São instalações artísticas, polifônicas e interativas, improvisadas e colaborativas, onde praticamos escutatória e atenção, generosidade e cuidado, e exploramos os limites e possibilidades da comunicação cotidiana: o que falamos?, como falamos?, por que falamos?

O nome vem de uma série de textos que estou escrevendo desde 2002, tentando mapear todas as Prisões cognitivas que acorrentam nosso pensamento: Verdade, Dinheiro, Trabalho, Privilégio, Monogamia, Religião, Obediência, Sucesso, Conhecimento, Felicidade, Autossuficiência, Patriotismo, e a maior de todas, Eu.

Os encontros, realizados por todo o Brasil desde 2013, reúnem de dez a trinta pessoas, duram de um a cinco dias e são sempre diferentes, imprevisíveis, únicos.

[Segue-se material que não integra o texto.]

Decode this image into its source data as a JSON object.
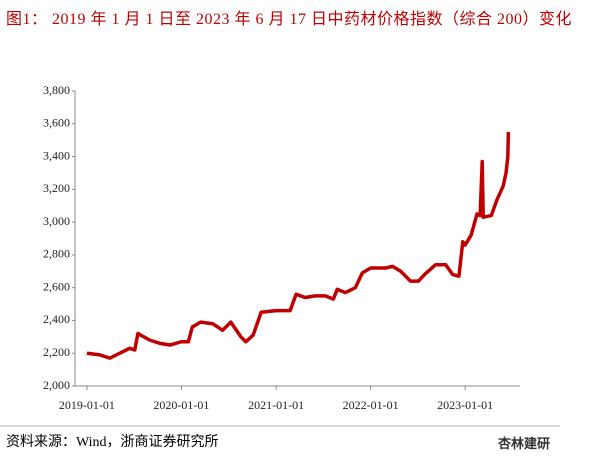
{
  "chart_data": {
    "type": "line",
    "title": "图1：  2019 年 1 月 1 日至 2023 年 6 月 17 日中药材价格指数（综合 200）变化",
    "source": "资料来源：Wind，浙商证券研究所",
    "watermark": "杏林建研",
    "x": [
      "2019-01-01",
      "2019-02-20",
      "2019-03-30",
      "2019-05-08",
      "2019-06-15",
      "2019-07-05",
      "2019-07-17",
      "2019-09-01",
      "2019-10-10",
      "2019-11-18",
      "2020-01-01",
      "2020-01-28",
      "2020-02-12",
      "2020-03-15",
      "2020-05-01",
      "2020-06-08",
      "2020-07-10",
      "2020-08-18",
      "2020-09-06",
      "2020-10-04",
      "2020-11-04",
      "2021-01-01",
      "2021-02-24",
      "2021-03-19",
      "2021-04-23",
      "2021-06-01",
      "2021-07-10",
      "2021-08-10",
      "2021-08-25",
      "2021-09-25",
      "2021-11-03",
      "2021-11-30",
      "2022-01-01",
      "2022-02-28",
      "2022-03-27",
      "2022-04-27",
      "2022-06-04",
      "2022-07-05",
      "2022-07-28",
      "2022-09-09",
      "2022-10-18",
      "2022-11-14",
      "2022-12-08",
      "2022-12-23",
      "2023-01-01",
      "2023-01-24",
      "2023-02-16",
      "2023-02-28",
      "2023-03-08",
      "2023-03-12",
      "2023-04-12",
      "2023-05-05",
      "2023-05-28",
      "2023-06-08",
      "2023-06-15",
      "2023-06-17"
    ],
    "series": [
      {
        "color": "#c00000",
        "values": [
          2200,
          2190,
          2170,
          2200,
          2230,
          2220,
          2320,
          2280,
          2260,
          2250,
          2270,
          2270,
          2360,
          2390,
          2380,
          2340,
          2390,
          2300,
          2270,
          2310,
          2450,
          2460,
          2460,
          2560,
          2540,
          2550,
          2550,
          2530,
          2590,
          2570,
          2600,
          2690,
          2720,
          2720,
          2730,
          2700,
          2640,
          2640,
          2680,
          2740,
          2740,
          2680,
          2670,
          2880,
          2860,
          2920,
          3050,
          3040,
          3370,
          3030,
          3040,
          3140,
          3220,
          3300,
          3400,
          3550
        ]
      }
    ],
    "xlim": [
      "2018-11-16",
      "2023-08-01"
    ],
    "xticks": [
      "2019-01-01",
      "2020-01-01",
      "2021-01-01",
      "2022-01-01",
      "2023-01-01"
    ],
    "ylim": [
      2000,
      3800
    ],
    "yticks": [
      {
        "value": 2000,
        "label": "2,000"
      },
      {
        "value": 2200,
        "label": "2,200"
      },
      {
        "value": 2400,
        "label": "2,400"
      },
      {
        "value": 2600,
        "label": "2,600"
      },
      {
        "value": 2800,
        "label": "2,800"
      },
      {
        "value": 3000,
        "label": "3,000"
      },
      {
        "value": 3200,
        "label": "3,200"
      },
      {
        "value": 3400,
        "label": "3,400"
      },
      {
        "value": 3600,
        "label": "3,600"
      },
      {
        "value": 3800,
        "label": "3,800"
      }
    ],
    "grid": false
  }
}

Neles, enquanto discutíamos "As Prisões", os Exercícios de Atenção foram criados, gestados, aperfeiçoados, em um processo colaborativo com as pessoas participantes. Hoje, os encontros servem para praticarmos esses exercícios e para inventarmos juntas os próximos, em um processo que só poderia acontecer presencialmente, olho no olho e lágrima no suor.

Ninguém é obrigada a falar: toda fala é voluntária.

Ninguém é obrigada a pagar: todo pagamento é voluntário.

Para saber quando serão os próximos, visite minha página de eventos.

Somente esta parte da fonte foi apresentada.